FIG. 1 shows a schematic diagram of a fuel cell system.

  FIG. 1 shows a fuel cell system 1, which is ideally used to provide electrical energy to operate a vehicle. This includes, for example, a fuel cell 2 configured as a series of individual cells. Here, the individual cells are preferably embodied in PEM technology and have a membrane 3 that separates the cathode chamber 4 from the anode chamber 5 of the fuel cell 2. Air is led to the cathode chamber 4 for oxygen supply via the air carrier 6. This reaches the region of the cathode chamber 4 via the supply line 7, runs out of oxygen and flows back from the cathode chamber 4 via the exhaust line 8. The exhaust is then released to the atmosphere or, if desired, can flow in advance through a suitable burner, turbine or the like as is well known per se in the general prior art.

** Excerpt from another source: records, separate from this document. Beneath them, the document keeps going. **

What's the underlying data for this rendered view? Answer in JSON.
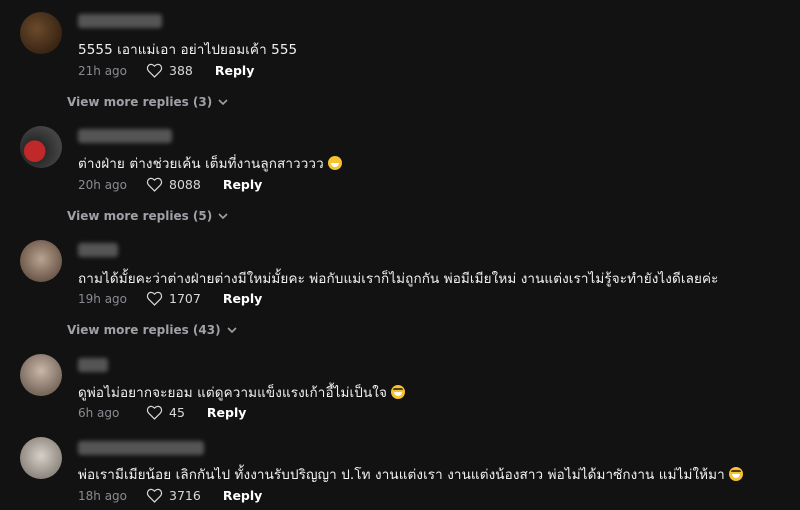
{
  "comments": [
    {
      "text": "5555 เอาแม่เอา อย่าไปยอมเค้า 555",
      "time": "21h ago",
      "likes": "388",
      "reply": "Reply",
      "view_more": "View more replies (3)",
      "emoji": ""
    },
    {
      "text": "ต่างฝ่าย ต่างช่วยเค้น เต็มที่งานลูกสาวววว",
      "time": "20h ago",
      "likes": "8088",
      "reply": "Reply",
      "view_more": "View more replies (5)",
      "emoji": "grin"
    },
    {
      "text": "ถามได้มั้ยคะว่าต่างฝ่ายต่างมีใหม่มั้ยคะ พ่อกับแม่เราก็ไม่ถูกกัน พ่อมีเมียใหม่ งานแต่งเราไม่รู้จะทำยังไงดีเลยค่ะ",
      "time": "19h ago",
      "likes": "1707",
      "reply": "Reply",
      "view_more": "View more replies (43)",
      "emoji": ""
    },
    {
      "text": "ดูพ่อไม่อยากจะยอม แต่ดูความแข็งแรงเก้าอี้ไม่เป็นใจ",
      "time": "6h ago",
      "likes": "45",
      "reply": "Reply",
      "view_more": "",
      "emoji": "laugh"
    },
    {
      "text": "พ่อเรามีเมียน้อย เลิกกันไป ทั้งงานรับปริญญา ป.โท งานแต่งเรา งานแต่งน้องสาว พ่อไม่ได้มาซักงาน แม่ไม่ให้มา",
      "time": "18h ago",
      "likes": "3716",
      "reply": "Reply",
      "view_more": "",
      "emoji": "laugh"
    }
  ],
  "colors": {
    "background": "#121212",
    "text": "#f1f1f1",
    "meta": "#8a8b91",
    "accent_emoji": "#f6c230"
  }
}
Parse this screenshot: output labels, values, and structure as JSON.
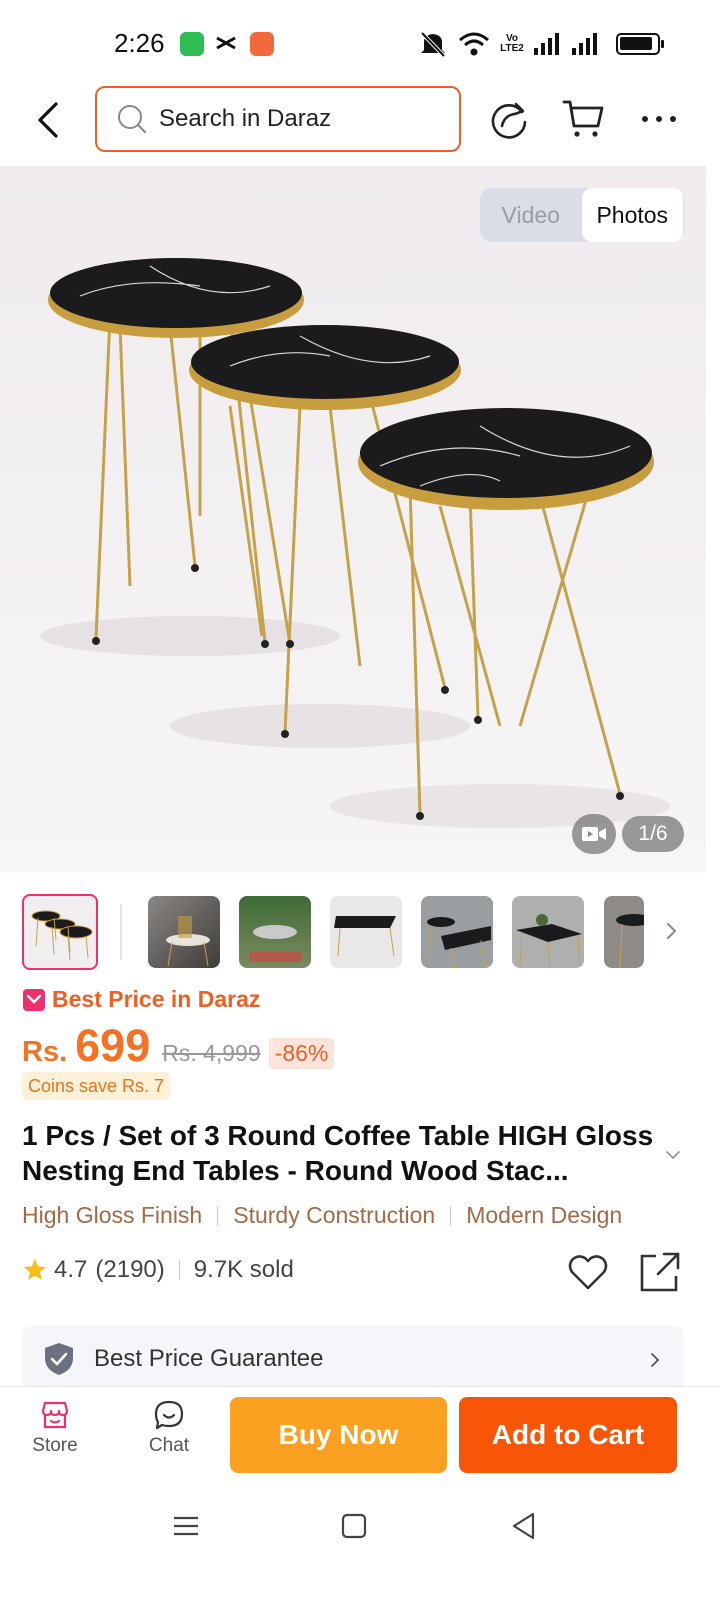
{
  "status_bar": {
    "time": "2:26",
    "network_label": "VoLTE2"
  },
  "header": {
    "search_placeholder": "Search in Daraz"
  },
  "gallery": {
    "toggle_video": "Video",
    "toggle_photos": "Photos",
    "active": "Photos",
    "counter": "1/6",
    "thumbnail_count": 7
  },
  "price": {
    "best_price_label": "Best Price in Daraz",
    "currency": "Rs.",
    "current": "699",
    "original": "Rs. 4,999",
    "discount": "-86%",
    "coins": "Coins save Rs. 7"
  },
  "product": {
    "title": "1 Pcs / Set of 3 Round Coffee Table HIGH Gloss Nesting End Tables - Round Wood Stac...",
    "tags": [
      "High Gloss Finish",
      "Sturdy Construction",
      "Modern Design"
    ],
    "rating": "4.7",
    "reviews": "(2190)",
    "sold": "9.7K sold"
  },
  "guarantee": {
    "label": "Best Price Guarantee"
  },
  "bottom_bar": {
    "store": "Store",
    "chat": "Chat",
    "buy_now": "Buy Now",
    "add_to_cart": "Add to Cart"
  },
  "colors": {
    "accent": "#f57224",
    "buy_now": "#fca021",
    "add_to_cart": "#f85606",
    "search_border": "#f05e23"
  }
}
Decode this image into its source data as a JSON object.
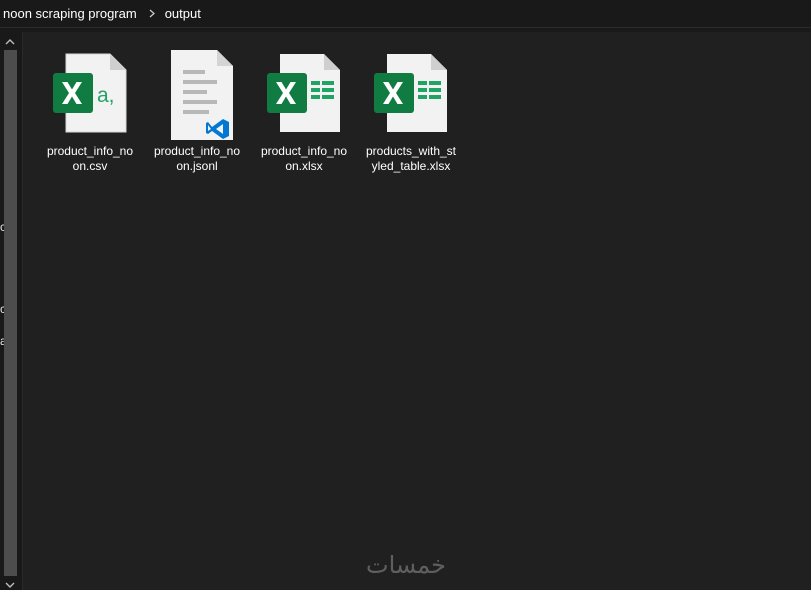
{
  "breadcrumb": {
    "items": [
      "noon scraping program",
      "output"
    ],
    "separator": "›"
  },
  "nav_pane": {
    "clipped_labels": [
      "c",
      "c",
      "a"
    ]
  },
  "files": [
    {
      "name": "product_info_noon.csv",
      "line1": "product_info_no",
      "line2": "on.csv",
      "icon": "excel-csv-icon"
    },
    {
      "name": "product_info_noon.jsonl",
      "line1": "product_info_no",
      "line2": "on.jsonl",
      "icon": "vscode-document-icon"
    },
    {
      "name": "product_info_noon.xlsx",
      "line1": "product_info_no",
      "line2": "on.xlsx",
      "icon": "excel-workbook-icon"
    },
    {
      "name": "products_with_styled_table.xlsx",
      "line1": "products_with_st",
      "line2": "yled_table.xlsx",
      "icon": "excel-workbook-icon"
    }
  ],
  "watermark": "خمسات",
  "colors": {
    "excel_green": "#107C41",
    "excel_accent": "#21A366",
    "vscode_blue": "#0078D4",
    "background": "#191919"
  }
}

  Hydrogen is led from the compressed gas storage unit 9 to the anode chamber 5 of the fuel cell 2 and reaches the region of the anode chamber 5 via the hydrogen valve 10 and the hydrogen supply line 11. Unconsumed hydrogen in the region of the anode chamber 5 flows from the anode chamber 5 via the recirculation line 12 and reaches the region of the hydrogen supply line 11 via the recirculation transport device 13. The exhaust gas is now mixed with fresh hydrogen from the compressed gas storage unit 9 and fed back to the anode chamber 5. The configuration of the hydrogen supply line 11 and the recirculation line 12 is also called an anode circuit 14 or an anode loop.

  During operation of the fuel cell 2, the inert gas concentrates in the region of the anode circuit 14 over time, and in particular, nitrogen diffuses through the membrane 3 from the cathode chamber 4 to the anode chamber 5. In addition, the product water portion of the fuel cell 2 occurs in the region of the anode chamber 5, which collects in the anode circuit 14. For this reason, despite the fresh hydrogen added from the compressed gas storage unit 9, the concentration of hydrogen decreases over time in a predetermined volume of the anode circuit 14, and the anode chamber 5 is in the recirculation line. Take the risk of getting wet with some water. In this way, a water separator 15 is provided in the region of the recirculation line 12, which separates and collects liquid water in the region of the anode circuit 14. This water is discharged from the water separator 15 via the valve device 16 and the drain line 17, for example from time to time or when an appropriate amount of water has gathered there. Accordingly, the corresponding long opening duration of the valve device 16 ensures that not only the collected water but also part of the gas from the anode circuit 14 has been released. This process is also known as drain purge. A portion of the exhaust gas is released from the anode circuit 14 and most of the collected inert gas is released, generally along with a small portion of hydrogen. After the gas and water are released, the fuel cell 2 can operate optimally because a very high hydrogen concentration is again present in the anode circuit 14.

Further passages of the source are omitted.